Like its major counterpart, the minor pentatonic scale is a highly popular scale due to its versatility and playability. A staple in blues music, this scale brings moodiness and tension that creates that familiar blues feel, particular when played over major/dominant chords.
If you haven’t already, check out the lesson on the major pentatonic scale. We’ll review some of they key points of that lesson here, but there are more details as to why the pentatonic scale is so player friendly in that lesson.
As the name implies, the pentatonic scale is a 5 note scale. The minor pentatonic scale consists of the following intervals:
Root – ♭3 – 4 – 5 – ♭7
Missing from the scale are the 2nd and 6th intervals, which in the minor scale are more dissonant tones that need resolution. Because these notes are absent, it makes it easier to use the minor pentatonic for soloing. The drawback is that while almost any note you play in the minor pentatonic may not sound bad, it may not be as colorful as it could be as well.

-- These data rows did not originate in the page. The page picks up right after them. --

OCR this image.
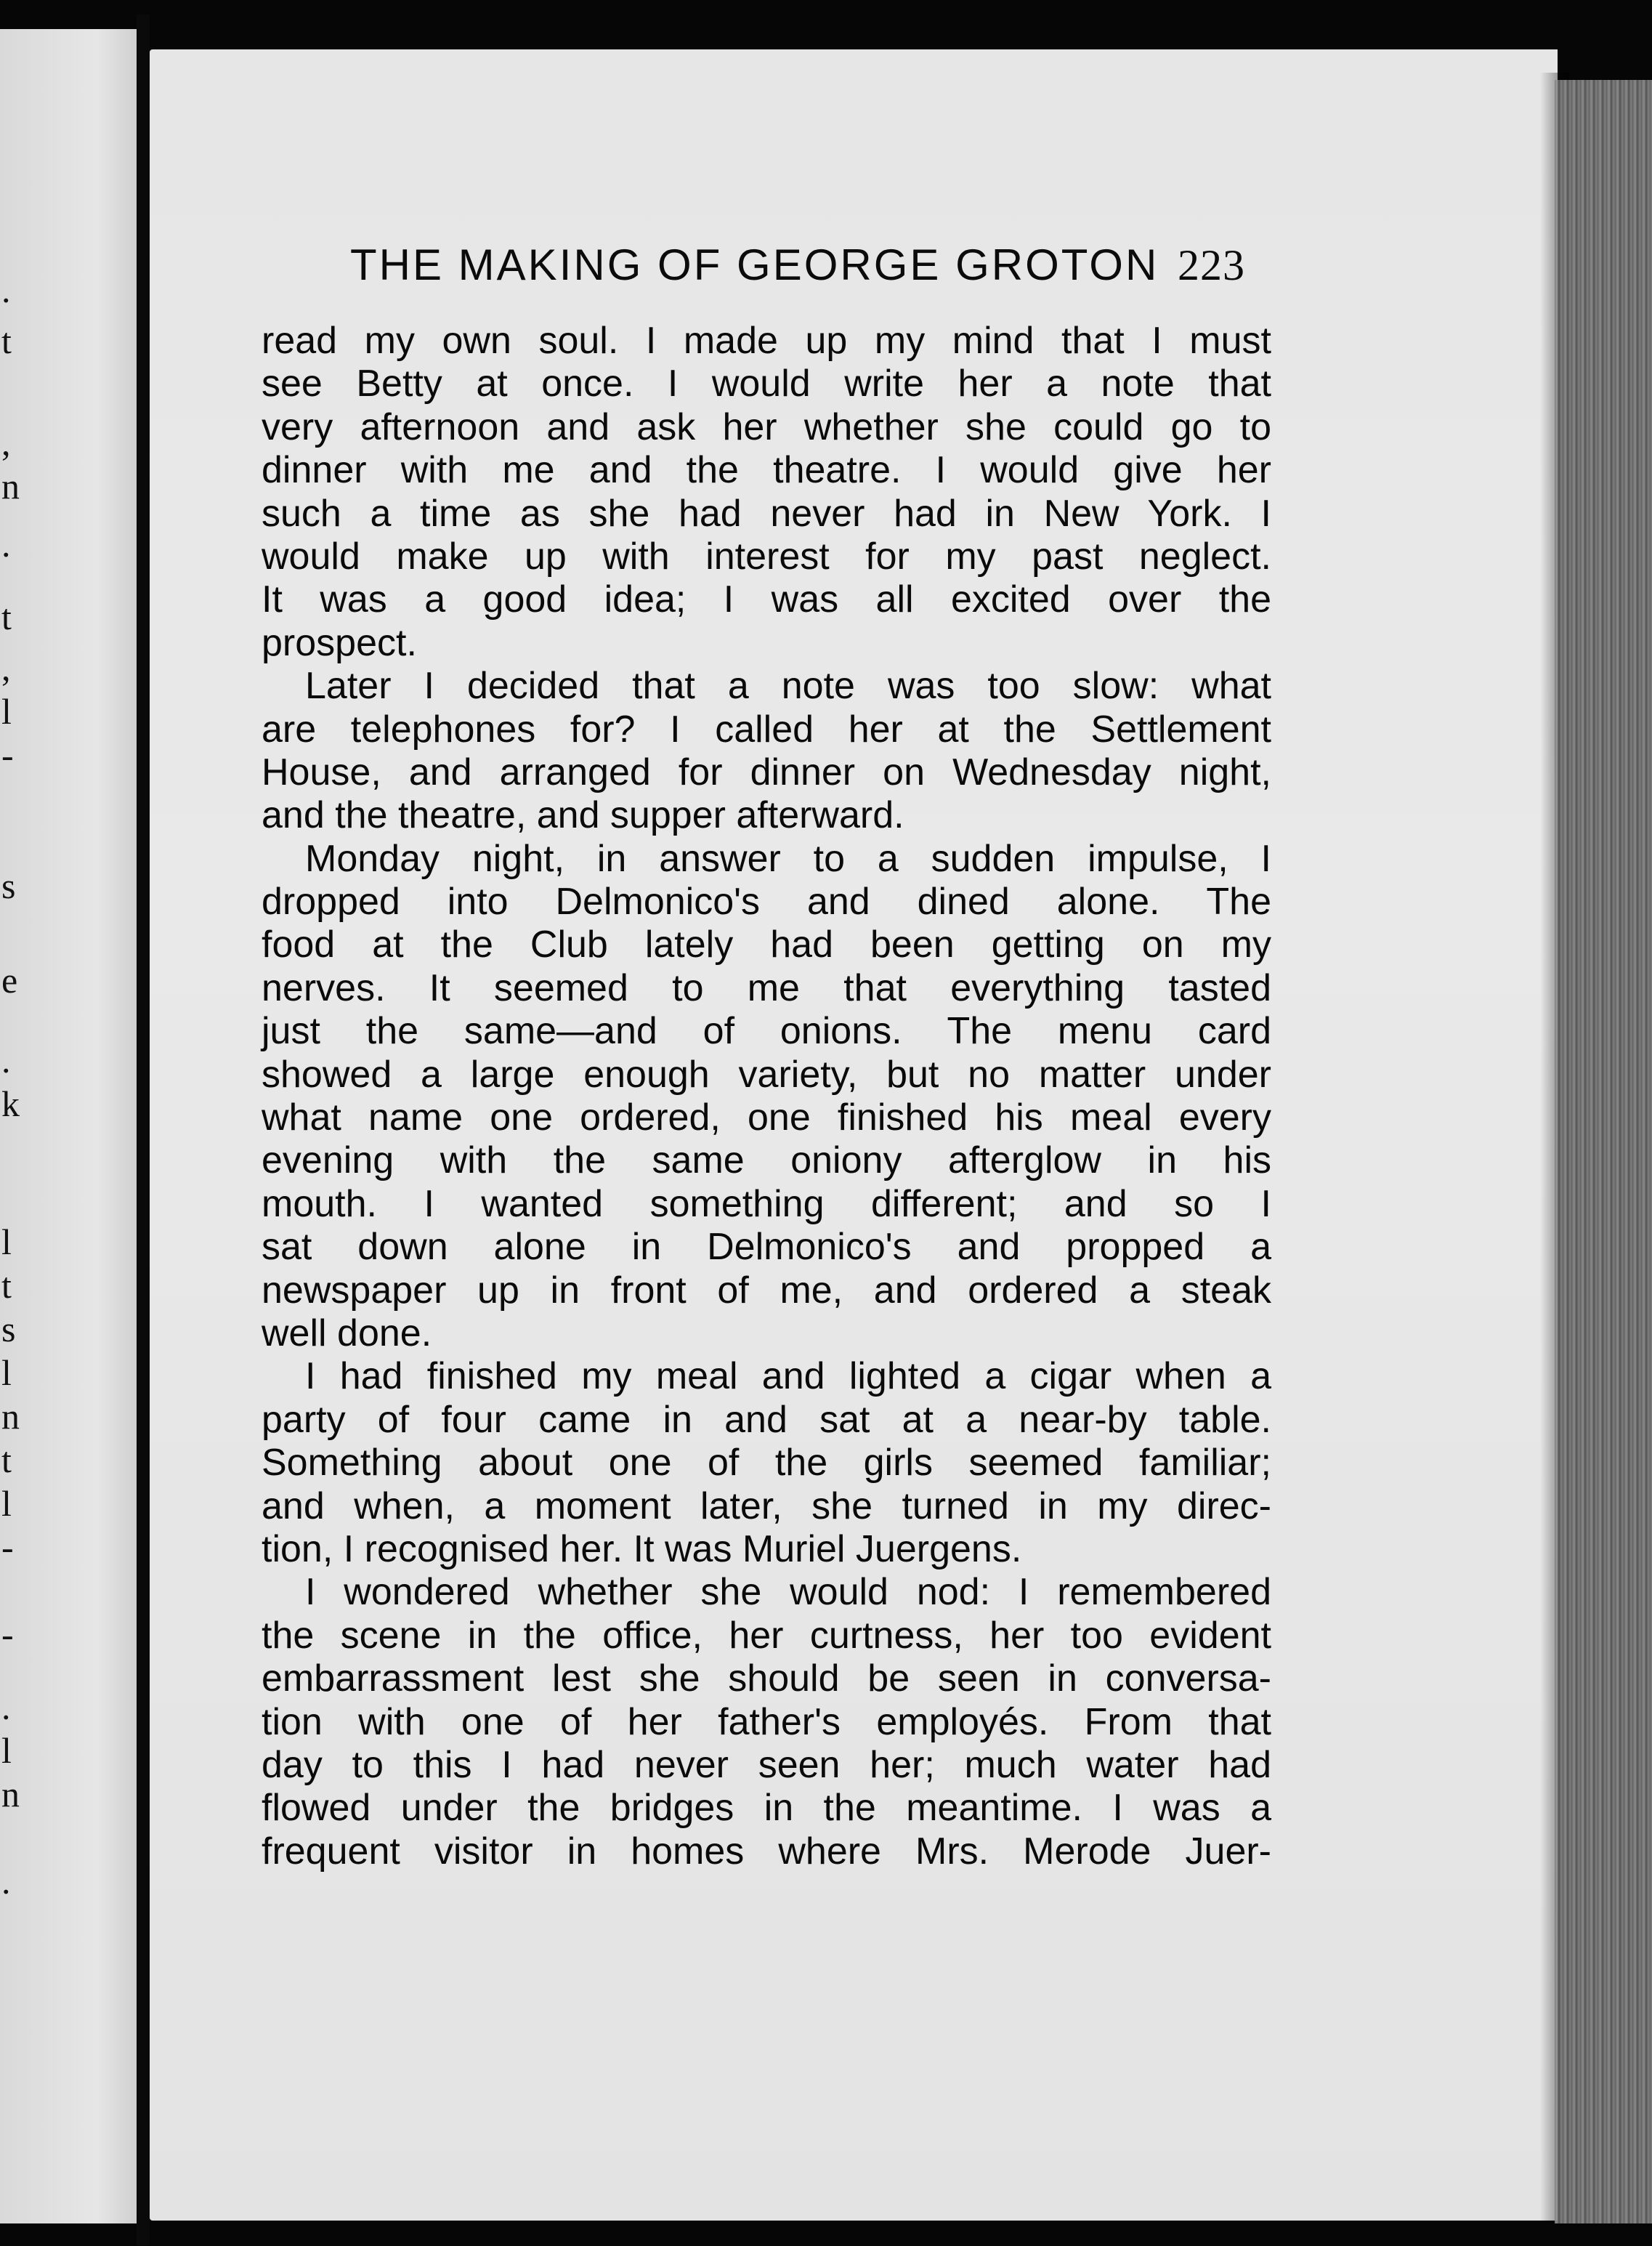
.
t
,
n
.
t
,
l
-
s
e
.
k
l
t
s
l
n
t
l
-
-
.
l
n
.
THE MAKING OF GEORGE GROTON 223
read my own soul. I made up my mind that I must
see Betty at once. I would write her a note that
very afternoon and ask her whether she could go to
dinner with me and the theatre. I would give her
such a time as she had never had in New York. I
would make up with interest for my past neglect.
It was a good idea; I was all excited over the
prospect.
Later I decided that a note was too slow: what
are telephones for? I called her at the Settlement
House, and arranged for dinner on Wednesday night,
and the theatre, and supper afterward.
Monday night, in answer to a sudden impulse, I
dropped into Delmonico's and dined alone. The
food at the Club lately had been getting on my
nerves. It seemed to me that everything tasted
just the same—and of onions. The menu card
showed a large enough variety, but no matter under
what name one ordered, one finished his meal every
evening with the same oniony afterglow in his
mouth. I wanted something different; and so I
sat down alone in Delmonico's and propped a
newspaper up in front of me, and ordered a steak
well done.
I had finished my meal and lighted a cigar when a
party of four came in and sat at a near-by table.
Something about one of the girls seemed familiar;
and when, a moment later, she turned in my direc-
tion, I recognised her. It was Muriel Juergens.
I wondered whether she would nod: I remembered
the scene in the office, her curtness, her too evident
embarrassment lest she should be seen in conversa-
tion with one of her father's employés. From that
day to this I had never seen her; much water had
flowed under the bridges in the meantime. I was a
frequent visitor in homes where Mrs. Merode Juer-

Applying the Minor Pentatonic Scale to the Fretboard
Like the major pentatonic, the minor pentatonic scale contains five shapes that are connected to the pattern above and below it on the fretboard. If you know the patterns of the major pentatonic, you know the patterns of the minor pentatonic as well. The only difference between the two is the root note.
Below are the five patterns of the minor pentatonic scale.
The diagram below shows you how each of the minor pentatonic scale shapes are connected.
Just like the major pentatonic, the minor pentatonic scale is a versatile and widely used scale. It can be used over minor chord progressions and major chord progressions, which is common in blues music.